Интересно, я столько раз, в разных вариантах слышал, как мать или подруги поучали девушек:
"Ты ему только дай — он тебя и уважать потом не будет. Они все так: увиваются, слова говорят. А получат своё — смотреть не хотят".
Но всё — в эту сторону. А вот обратного, когда "я — дала, а он — упал".
Не у него "упал", а у неё. В её глазах... Как-то такого слышать не приходилось.
Третье "как-то" состояло в... нашем "однополом браке". Ещё пару-тройку десятилетий назад отношение к этому в моей России было абсолютно и однозначно отрицательным. Я так и вырос, говорить не о чём. Да и не интересно.

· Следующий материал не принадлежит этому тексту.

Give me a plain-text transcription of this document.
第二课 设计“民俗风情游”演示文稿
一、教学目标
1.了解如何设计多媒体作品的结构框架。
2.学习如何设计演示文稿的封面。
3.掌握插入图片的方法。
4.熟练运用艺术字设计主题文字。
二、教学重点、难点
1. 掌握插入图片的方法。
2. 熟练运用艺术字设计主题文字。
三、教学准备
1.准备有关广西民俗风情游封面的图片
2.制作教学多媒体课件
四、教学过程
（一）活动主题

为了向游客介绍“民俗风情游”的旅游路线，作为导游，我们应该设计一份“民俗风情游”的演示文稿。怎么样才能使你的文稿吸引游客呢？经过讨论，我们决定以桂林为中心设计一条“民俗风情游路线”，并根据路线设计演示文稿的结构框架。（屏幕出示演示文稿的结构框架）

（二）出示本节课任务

Потом как-то начало меняться. Успехи демократии и просвещения, "все люди братья", а некоторые "братья" ещё и "сестры"... Но меня это всё не... не колыхало. Что я, свежий дембель-десантник на празднике ВДВ?
Я люблю женщин. Мне это и интересно, и приятно. И пользуюсь взаимностью. Женщины — они такие... увлекательные. Обращать внимание на всяких гомо— зоо— некро— педо— и прочих филов... Да просто времени нет. В природе полно больных. Причиняющих вред — давить. Кого из остальных сажать, кого на парады выпускать — согласно закона, выражающего общественное представления. Мне это не интересно.
* * *
Все-таки евреи — молодцы. Установили когда-то что за мужеложство — смерть. Причём — обоим. И оба мира — и христианский, и мусульманский поставили раком. В смысле — наоборот. И никто старательно не вспоминает про то, что 300 спартанцев так хорошо дрались в Фермопилах не только потому, что сильно не любили персов, а ещё и потому, что их всех сильно любил царь Леонид. И они защищали своего любовника ценой собственной жизни. А знаменитая фаланга имени потрясателя вселенной Александра Македонского? Название этих воинов на греческом — "гетейрос". А слово "гетера" переводить не надо.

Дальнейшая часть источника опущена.